Experiential Marketing in the Travel Industry
Experiential Marketing in the Travel Industry--A lot of people don’t know much about the cultures in other countries, so businesses in the travel industry may want to focus on educating consumers on other cultures during their experiential marketing event.
For example, Colombia wanted people in the U.S. to know that the country was reinventing itself into a luxurious vacation destination. Instead of rebranding themselves using traditional ads, Colombia threw an experiential marketing event right in the middle of Times Square in New York. The event featured a Grammy award-winning singer from Colombia, traditional Colombian foods, and other carnival-style entertainment so people could see what Colombia had to offer. By creating this unforgettable experience, Colombia was successful in their efforts to give New Yorkers a taste of the Colombian culture. This was a great way to entice people to consider Colombia as a travel destination the next time they plan an exotic vacation.
Give Away Free Items
Consumers always respond well to free items—and many businesses in the travel industry have caught onto this fact. However, if you want to get consumers’ attention, you can’t just hand out standard branded swag at an event. You have to give them something of value—and you have to make them work for it.
The Greater Palm Springs Convention & Visitors Bureau wanted to promote the fact that JetBlue had recently launched a non-stop flight from New York City to Palm Springs. Instead of setting up a booth in New York City to hand out swag branded with “Palm Springs,” the visitors bureau thought outside the box. They set up two giant blocks of ice in the middle of New York City and asked residents of the city to “break out of the chill” of winter. This slogan alludes to the idea that Palm Springs is more desirable than New York during the winter because of California’s warm and sunny weather. It also referred to the fact that there were prizes frozen inside the ice blocks that were up for grabs. The people of New York crowded around the ice blocks in order to chip away at the prizes, one of which was a free trip to Palm Springs.

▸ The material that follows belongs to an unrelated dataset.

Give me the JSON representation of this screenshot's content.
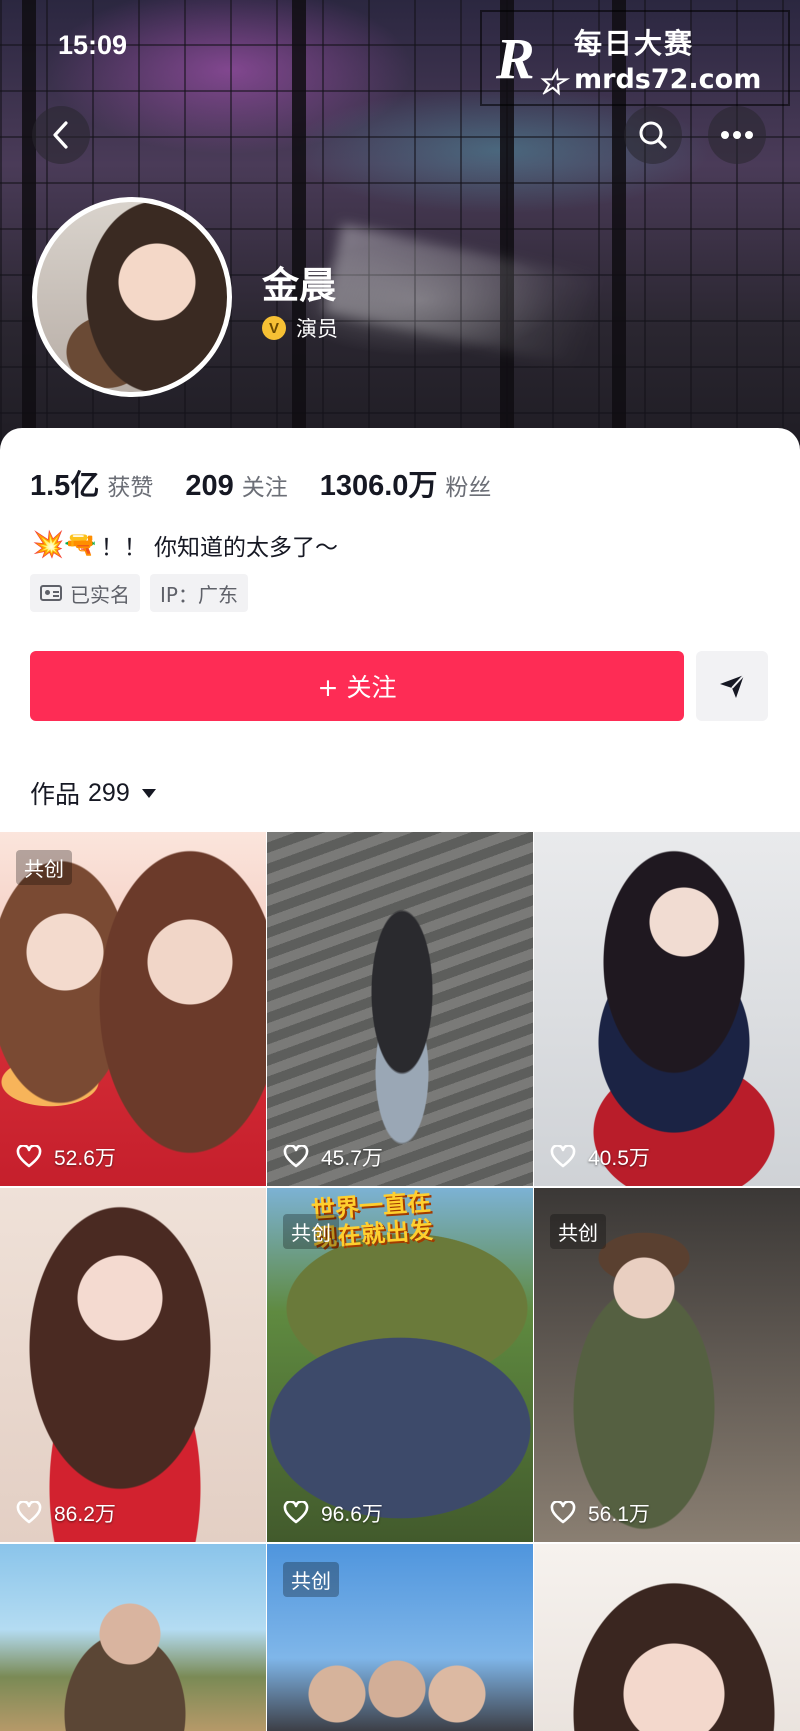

Think of non-traditional ways to give away free items so you aren’t just handing out t-shirts and reusable water bottles at a branded booth. Making people work for the free items is a much more memorable experience.
Focus on the Five Senses
People experience a new city or country with all five of their senses, so keep this in mind as you are planning your next experiential marketing event. There’s no better way to convince someone to book a trip to the beach than letting them hear the sound of the waves crash against the shore and allowing them to feel the sand between their toes. Figure out a way to activate all five of guests’ senses at your next event so they can essentially “try before they buy,” meaning they can experience a new destination before committing to taking a trip there.
Many people don’t travel to certain cities, states, or countries because they believe unflattering stereotypes about the area. To increase tourism to these areas, businesses in the travel industry have to focus on breaking the stereotypes that are making the destinations seem unappealing.
Texas recently discovered that people outside of the state viewed it as a cultureless state full of cowboys and guns. The state rightly assumed that these stereotypes could be hurting their tourism industry, so they set out to break them with a Texas on Tour experiential marketing event. The tour traveled from coast to coast and introduced people across the country to the real Texas. People were invited to wear virtual reality headsets to travel the rapids of Big Bend Country canyons. They could also walk into a room with wall-to-wall green screens that displayed images of the beautiful shorelines of Texas. This event showed people that there is so much more to Texas than what they may think. As a result of the event, 50,000 people requested Texas travel guides and registered for more information on traveling to the state.
Before choosing a hotel, people visit the hotel’s website, look at photos on social media, and read online customer reviews. But, there’s no way to know what a hotel is really like until you see it in person.
Hotels have the unique opportunity to introduce consumers to their brand with pop-up shop experiences. For example, Cambria Suites designed a pop-up space that was an exact replica of their hotel suite. The pop-up was displayed at malls and airports throughout the country, and it gave potential customers an opportunity to see things they probably would have missed just by looking at photos online. People who visited the pop-up space could feel the softness of the pillows and soak up the relaxing atmosphere of the luxurious hotel suite. By bringing their hotel suite to life, Cambria Suites was able to win over new customers who may have never considered the hotel before the event.